Por outro lado, a penhora é em regra eletrônica, e a venda dos bens ocorre com o auxílio da internet. Podem ser penhorados créditos perante terceiros, contas correntes e até parte dos salários. O Sistema de Penhoras Automáticas (SIPA) efetiva a constrição do bem e comunica a realização do ato, por fax ou correio eletrônico, ao devedor e à autoridade competente para o registro.
No caso de penhora de crédito do devedor junto a terceiro, se este não recolhe o valor devido ao Fisco, após a intimação da penhora, pode se tornar responsável pelo pagamento do tributo.
No tocante às informações sobre o devedor, em Portugal existe o Cadastro Electrônico dos Activos Penhoráveis (CEAP), no qual constam os seguintes dados sobre o contribuinte: depósitos bancários, valores mobiliários, vencimentos e abonos, créditos perante terceiros, imóveis e veículos.

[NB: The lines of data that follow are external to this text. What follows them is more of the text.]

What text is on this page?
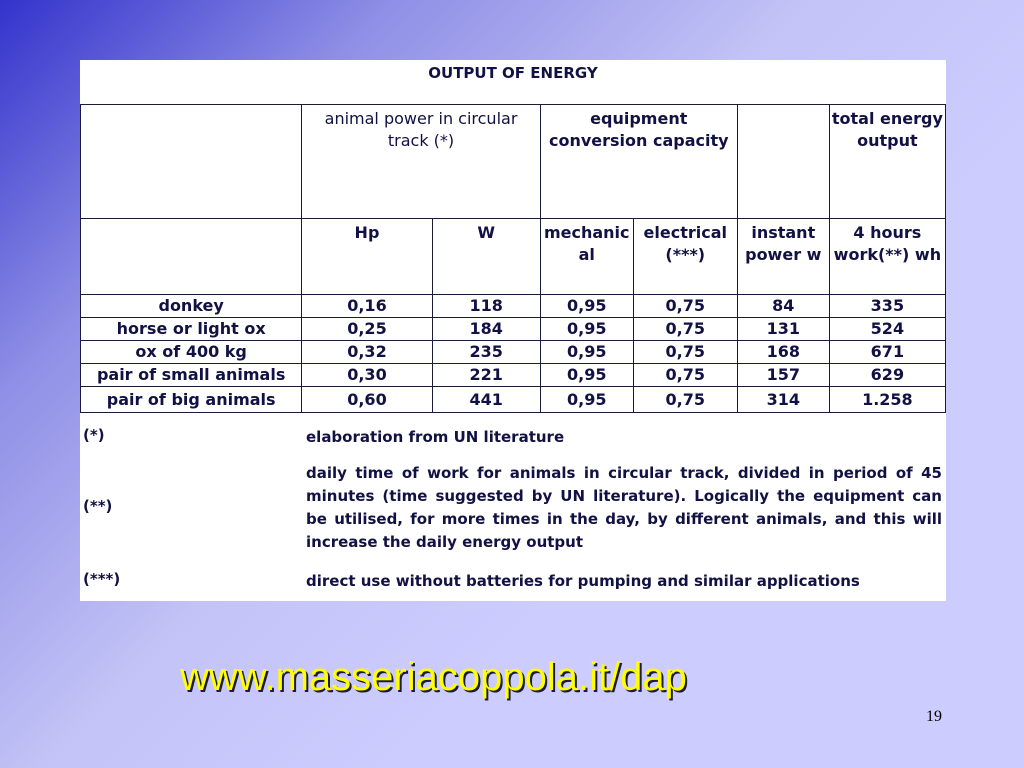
OUTPUT OF ENERGY
	animal power in circular track (*)		equipment conversion capacity			total energy output
	Hp	W	mechanic al	electrical (***)	instant power w	4 hours work(**) wh
donkey	0,16	118	0,95	0,75	84	335
horse or light ox	0,25	184	0,95	0,75	131	524
ox of 400 kg	0,32	235	0,95	0,75	168	671
pair of small animals	0,30	221	0,95	0,75	157	629
pair of big animals	0,60	441	0,95	0,75	314	1.258
(*)	elaboration from UN literature
(**)
daily time of work for animals in circular track, divided in period of 45 minutes (time suggested by UN literature). Logically the equipment can be utilised, for more times in the day, by different animals, and this will increase the daily energy output
(***)	direct use without batteries for pumping and similar applications
www.masseriacoppola.it/dap
19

Já em relação à atribuição de responsabilidade aos gestores sociais, estes devem cumprir os deveres de diligência e de boa prática tributária quanto às obrigações da pessoa jurídica que representam perante o Fisco.
A Administração Tributária promove uma audição prévia, na qual os gestores podem justificar o inadimplemento, trazendo os documentos que comprovem a atuação diligente, e que o não pagamento ocorreu por contingências do mercado.
Entretanto, a regra no ordenamento jurídico português é a responsabilização do gestor que administrava a sociedade no momento do vencimento da obrigação, cabendo a este o ônus da prova de que lhe era inexigível conduta diversa.
Pode ainda ser responsabilizado o gestor que administrava a empresa no momento do fato gerador do tributo, mas nesta hipótese o ônus da prova será da Administração Tributária.